Two images depicted the complainant and appellant at a beach in 2002. The first image was purportedly a ‘selfie’ taken by the appellant, showing the complainant’s arms around him and her kissing him on the cheek. The second image was a photo of the complainant standing alone on the beach. There was a contest at trial as to the age of the complainant when these were taken; the complainant did not have braces indicating they were taken either before she was 15, or after she was 18 years of age. The complainant and her mother gave evidence the images were taken before her braces were fitted.
There were also two photographs purportedly taken at the appellant’s parents’ house before a wedding.
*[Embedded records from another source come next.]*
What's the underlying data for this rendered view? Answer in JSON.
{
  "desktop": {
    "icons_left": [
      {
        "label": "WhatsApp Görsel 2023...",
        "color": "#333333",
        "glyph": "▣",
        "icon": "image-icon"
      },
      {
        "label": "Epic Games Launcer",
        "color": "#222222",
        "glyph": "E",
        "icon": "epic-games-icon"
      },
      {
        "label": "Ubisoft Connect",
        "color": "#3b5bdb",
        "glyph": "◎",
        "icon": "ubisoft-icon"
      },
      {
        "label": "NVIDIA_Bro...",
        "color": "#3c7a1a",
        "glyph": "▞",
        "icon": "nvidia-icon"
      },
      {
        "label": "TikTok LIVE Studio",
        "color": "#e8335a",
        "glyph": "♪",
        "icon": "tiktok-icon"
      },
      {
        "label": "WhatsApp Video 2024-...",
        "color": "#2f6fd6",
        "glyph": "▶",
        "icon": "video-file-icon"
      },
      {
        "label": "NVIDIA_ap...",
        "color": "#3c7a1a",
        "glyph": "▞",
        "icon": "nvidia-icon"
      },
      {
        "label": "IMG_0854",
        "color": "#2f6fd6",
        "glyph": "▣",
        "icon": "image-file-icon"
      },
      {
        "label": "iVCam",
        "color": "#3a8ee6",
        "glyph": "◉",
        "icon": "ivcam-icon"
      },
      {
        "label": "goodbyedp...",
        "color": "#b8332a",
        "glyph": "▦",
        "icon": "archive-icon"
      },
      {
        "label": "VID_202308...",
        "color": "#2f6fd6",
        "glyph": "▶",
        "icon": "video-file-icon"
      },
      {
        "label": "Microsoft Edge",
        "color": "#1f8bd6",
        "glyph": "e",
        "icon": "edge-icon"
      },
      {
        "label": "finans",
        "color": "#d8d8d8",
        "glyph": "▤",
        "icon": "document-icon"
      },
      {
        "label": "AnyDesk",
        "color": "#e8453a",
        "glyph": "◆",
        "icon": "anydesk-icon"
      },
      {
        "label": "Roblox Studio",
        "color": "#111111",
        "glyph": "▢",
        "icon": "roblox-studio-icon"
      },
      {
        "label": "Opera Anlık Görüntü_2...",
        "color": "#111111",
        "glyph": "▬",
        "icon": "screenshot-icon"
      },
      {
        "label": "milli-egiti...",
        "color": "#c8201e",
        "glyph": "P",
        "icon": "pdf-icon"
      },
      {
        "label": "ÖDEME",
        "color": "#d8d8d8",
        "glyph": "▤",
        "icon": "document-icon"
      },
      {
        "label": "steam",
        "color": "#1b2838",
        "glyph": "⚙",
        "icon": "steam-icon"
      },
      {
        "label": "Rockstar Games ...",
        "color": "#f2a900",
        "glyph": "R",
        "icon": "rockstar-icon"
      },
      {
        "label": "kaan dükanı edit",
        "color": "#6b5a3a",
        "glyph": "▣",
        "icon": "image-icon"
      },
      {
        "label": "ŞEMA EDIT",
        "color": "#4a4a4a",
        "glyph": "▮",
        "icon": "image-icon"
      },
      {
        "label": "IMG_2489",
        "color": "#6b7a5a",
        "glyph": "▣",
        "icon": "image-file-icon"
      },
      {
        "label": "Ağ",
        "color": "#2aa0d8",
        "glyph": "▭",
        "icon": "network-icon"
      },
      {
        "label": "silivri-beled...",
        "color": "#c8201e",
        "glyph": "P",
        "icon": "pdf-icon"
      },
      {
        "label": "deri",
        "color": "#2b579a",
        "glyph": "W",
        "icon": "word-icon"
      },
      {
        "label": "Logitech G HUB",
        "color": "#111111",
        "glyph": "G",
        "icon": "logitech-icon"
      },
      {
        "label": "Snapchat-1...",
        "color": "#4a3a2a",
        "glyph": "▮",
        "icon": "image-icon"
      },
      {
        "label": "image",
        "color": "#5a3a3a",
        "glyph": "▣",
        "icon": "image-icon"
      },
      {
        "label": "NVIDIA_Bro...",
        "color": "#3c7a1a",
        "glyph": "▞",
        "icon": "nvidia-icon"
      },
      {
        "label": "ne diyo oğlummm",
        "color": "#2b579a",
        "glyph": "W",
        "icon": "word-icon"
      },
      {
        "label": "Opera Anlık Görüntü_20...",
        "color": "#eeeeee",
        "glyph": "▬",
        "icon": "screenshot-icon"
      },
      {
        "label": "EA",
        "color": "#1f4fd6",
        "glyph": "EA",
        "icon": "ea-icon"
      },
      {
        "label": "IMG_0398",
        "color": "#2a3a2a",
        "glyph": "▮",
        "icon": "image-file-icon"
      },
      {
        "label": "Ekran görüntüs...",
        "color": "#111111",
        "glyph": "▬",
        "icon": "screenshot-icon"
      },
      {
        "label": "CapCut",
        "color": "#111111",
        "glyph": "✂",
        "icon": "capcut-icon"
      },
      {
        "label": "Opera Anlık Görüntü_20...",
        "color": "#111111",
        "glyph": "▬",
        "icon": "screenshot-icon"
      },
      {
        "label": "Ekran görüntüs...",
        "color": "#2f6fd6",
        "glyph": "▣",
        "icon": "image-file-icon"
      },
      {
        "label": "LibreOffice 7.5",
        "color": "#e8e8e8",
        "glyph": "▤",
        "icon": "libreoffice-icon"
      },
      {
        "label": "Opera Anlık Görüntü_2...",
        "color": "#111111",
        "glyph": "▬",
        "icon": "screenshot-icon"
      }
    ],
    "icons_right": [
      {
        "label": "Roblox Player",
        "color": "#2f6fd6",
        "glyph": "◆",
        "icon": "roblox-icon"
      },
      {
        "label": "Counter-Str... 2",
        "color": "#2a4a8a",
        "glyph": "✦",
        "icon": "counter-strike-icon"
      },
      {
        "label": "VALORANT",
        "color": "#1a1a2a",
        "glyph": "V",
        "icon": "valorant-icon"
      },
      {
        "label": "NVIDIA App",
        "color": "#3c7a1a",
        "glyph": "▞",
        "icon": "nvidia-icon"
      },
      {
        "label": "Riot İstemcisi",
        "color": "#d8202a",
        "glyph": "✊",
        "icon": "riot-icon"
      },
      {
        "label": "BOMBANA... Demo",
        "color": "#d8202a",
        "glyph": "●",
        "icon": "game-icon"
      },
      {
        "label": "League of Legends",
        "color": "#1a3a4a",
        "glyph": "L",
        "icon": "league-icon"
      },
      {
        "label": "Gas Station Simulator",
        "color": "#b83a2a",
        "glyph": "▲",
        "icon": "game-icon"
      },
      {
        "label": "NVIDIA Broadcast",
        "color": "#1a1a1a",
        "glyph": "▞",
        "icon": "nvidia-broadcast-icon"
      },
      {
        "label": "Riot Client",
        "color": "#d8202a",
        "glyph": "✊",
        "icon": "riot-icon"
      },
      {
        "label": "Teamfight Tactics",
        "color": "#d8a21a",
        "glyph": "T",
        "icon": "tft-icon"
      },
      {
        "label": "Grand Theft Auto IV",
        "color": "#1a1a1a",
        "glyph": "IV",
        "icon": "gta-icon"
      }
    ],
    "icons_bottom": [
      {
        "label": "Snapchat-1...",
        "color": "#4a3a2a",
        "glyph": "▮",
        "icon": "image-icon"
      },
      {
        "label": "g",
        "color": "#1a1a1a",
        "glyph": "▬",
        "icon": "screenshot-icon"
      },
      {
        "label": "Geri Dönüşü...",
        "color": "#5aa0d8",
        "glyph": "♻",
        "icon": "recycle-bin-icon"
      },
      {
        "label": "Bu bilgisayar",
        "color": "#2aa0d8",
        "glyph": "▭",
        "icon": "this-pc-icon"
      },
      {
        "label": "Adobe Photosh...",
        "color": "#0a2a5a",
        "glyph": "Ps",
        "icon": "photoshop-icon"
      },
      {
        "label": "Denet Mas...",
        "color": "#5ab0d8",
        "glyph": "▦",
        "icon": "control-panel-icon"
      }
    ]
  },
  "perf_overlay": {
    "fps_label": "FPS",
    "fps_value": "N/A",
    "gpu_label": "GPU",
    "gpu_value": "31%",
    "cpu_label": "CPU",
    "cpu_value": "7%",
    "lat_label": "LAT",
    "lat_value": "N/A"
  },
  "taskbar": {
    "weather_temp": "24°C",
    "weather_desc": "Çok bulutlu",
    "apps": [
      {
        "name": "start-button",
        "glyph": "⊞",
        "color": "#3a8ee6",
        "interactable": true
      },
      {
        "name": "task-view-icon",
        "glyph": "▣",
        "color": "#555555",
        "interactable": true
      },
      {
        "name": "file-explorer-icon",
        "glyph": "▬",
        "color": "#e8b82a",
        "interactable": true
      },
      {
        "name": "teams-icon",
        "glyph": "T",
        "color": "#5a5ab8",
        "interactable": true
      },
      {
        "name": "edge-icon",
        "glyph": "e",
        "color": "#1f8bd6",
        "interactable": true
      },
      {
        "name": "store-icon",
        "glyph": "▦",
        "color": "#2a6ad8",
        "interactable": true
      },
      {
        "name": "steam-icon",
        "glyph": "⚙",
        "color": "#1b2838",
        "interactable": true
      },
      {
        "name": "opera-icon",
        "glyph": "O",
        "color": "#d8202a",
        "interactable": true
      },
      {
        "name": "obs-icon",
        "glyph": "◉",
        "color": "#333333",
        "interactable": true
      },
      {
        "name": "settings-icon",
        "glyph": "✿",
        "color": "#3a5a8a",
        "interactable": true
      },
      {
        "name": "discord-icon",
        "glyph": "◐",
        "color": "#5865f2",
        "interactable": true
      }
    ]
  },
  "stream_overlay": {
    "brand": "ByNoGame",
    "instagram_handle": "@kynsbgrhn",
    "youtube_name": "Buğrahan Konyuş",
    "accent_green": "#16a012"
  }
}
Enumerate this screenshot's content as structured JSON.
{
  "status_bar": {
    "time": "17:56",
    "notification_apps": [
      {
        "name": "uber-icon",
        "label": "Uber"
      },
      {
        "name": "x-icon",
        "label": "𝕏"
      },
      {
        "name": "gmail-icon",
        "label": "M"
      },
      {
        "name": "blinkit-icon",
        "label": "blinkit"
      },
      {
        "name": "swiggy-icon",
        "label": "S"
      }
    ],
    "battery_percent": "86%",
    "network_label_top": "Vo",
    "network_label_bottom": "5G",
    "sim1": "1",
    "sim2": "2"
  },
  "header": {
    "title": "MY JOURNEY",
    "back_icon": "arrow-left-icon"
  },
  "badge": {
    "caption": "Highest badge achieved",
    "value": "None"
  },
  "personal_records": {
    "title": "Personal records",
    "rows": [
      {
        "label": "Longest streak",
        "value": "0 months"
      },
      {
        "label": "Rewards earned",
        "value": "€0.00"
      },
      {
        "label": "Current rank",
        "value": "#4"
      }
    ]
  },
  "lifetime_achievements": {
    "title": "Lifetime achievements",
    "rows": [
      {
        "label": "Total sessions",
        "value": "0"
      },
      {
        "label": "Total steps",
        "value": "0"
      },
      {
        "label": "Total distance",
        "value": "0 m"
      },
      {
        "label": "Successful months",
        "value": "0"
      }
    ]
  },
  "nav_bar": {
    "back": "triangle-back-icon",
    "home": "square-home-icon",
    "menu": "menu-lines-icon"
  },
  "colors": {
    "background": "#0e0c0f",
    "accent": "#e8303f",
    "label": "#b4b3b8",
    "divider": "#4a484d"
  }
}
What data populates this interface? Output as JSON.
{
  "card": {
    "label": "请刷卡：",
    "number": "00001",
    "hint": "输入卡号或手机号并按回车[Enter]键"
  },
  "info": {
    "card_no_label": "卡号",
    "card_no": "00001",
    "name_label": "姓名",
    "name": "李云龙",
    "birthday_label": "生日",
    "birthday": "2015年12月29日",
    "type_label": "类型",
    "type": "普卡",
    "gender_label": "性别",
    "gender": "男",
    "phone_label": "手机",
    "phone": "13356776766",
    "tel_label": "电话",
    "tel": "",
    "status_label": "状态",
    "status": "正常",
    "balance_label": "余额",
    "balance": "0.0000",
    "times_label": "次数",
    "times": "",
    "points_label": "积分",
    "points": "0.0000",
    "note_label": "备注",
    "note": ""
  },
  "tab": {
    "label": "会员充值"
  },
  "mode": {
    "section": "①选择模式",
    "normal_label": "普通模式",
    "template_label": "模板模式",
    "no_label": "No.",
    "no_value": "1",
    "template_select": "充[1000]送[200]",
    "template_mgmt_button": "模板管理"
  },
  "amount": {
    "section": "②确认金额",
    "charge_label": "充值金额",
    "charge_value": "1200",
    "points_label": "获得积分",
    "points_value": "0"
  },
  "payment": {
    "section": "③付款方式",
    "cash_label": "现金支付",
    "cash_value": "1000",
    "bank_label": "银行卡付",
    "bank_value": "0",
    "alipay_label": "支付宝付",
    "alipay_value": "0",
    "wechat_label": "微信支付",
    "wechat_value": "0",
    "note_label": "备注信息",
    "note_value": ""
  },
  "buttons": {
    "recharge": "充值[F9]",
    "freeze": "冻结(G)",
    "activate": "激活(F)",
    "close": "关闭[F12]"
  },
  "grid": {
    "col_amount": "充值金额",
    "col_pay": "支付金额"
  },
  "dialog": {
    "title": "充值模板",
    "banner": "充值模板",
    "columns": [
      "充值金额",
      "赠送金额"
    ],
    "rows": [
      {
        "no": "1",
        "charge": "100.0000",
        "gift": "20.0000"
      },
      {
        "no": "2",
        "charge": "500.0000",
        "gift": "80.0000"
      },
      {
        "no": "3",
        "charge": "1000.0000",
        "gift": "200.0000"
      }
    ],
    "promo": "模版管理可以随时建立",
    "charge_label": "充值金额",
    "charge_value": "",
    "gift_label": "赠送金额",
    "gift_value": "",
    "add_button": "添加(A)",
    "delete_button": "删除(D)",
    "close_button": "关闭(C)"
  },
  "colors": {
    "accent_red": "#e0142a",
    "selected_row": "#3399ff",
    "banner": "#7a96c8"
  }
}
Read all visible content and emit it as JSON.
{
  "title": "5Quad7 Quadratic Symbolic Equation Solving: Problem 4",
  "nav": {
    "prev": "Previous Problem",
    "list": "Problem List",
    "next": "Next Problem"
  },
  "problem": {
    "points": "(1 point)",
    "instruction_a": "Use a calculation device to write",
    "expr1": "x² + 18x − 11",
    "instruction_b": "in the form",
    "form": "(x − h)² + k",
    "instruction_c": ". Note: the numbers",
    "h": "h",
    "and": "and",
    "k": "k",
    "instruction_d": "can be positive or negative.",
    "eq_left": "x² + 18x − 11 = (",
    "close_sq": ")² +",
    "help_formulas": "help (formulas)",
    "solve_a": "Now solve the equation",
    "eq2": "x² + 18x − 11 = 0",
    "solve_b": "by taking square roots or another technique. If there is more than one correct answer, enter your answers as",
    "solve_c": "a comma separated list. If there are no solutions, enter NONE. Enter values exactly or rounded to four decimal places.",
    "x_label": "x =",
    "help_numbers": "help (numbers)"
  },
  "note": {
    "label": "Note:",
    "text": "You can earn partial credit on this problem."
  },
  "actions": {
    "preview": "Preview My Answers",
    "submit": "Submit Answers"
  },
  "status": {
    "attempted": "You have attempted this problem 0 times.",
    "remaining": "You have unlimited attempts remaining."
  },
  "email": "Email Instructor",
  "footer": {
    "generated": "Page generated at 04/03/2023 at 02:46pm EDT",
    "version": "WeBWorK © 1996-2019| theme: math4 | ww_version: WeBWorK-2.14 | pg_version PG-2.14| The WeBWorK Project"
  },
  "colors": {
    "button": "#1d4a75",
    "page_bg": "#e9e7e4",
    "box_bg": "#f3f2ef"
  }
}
One image depicted the appellant with his arm around the complainant’s waist, and the other showed the complainant’s arm through his. The complainant stated she was 15 years of age at that time.
There was another photograph which depicted the appellant and complainant standing together, with the appellant’s hand around her waist with his hand on her rib cage, and thumb near her breast area. The image was taken by the complainant’s mother, who gave evidence that the complainant was about 15 years of age and she understood them to be in a relationship at this time.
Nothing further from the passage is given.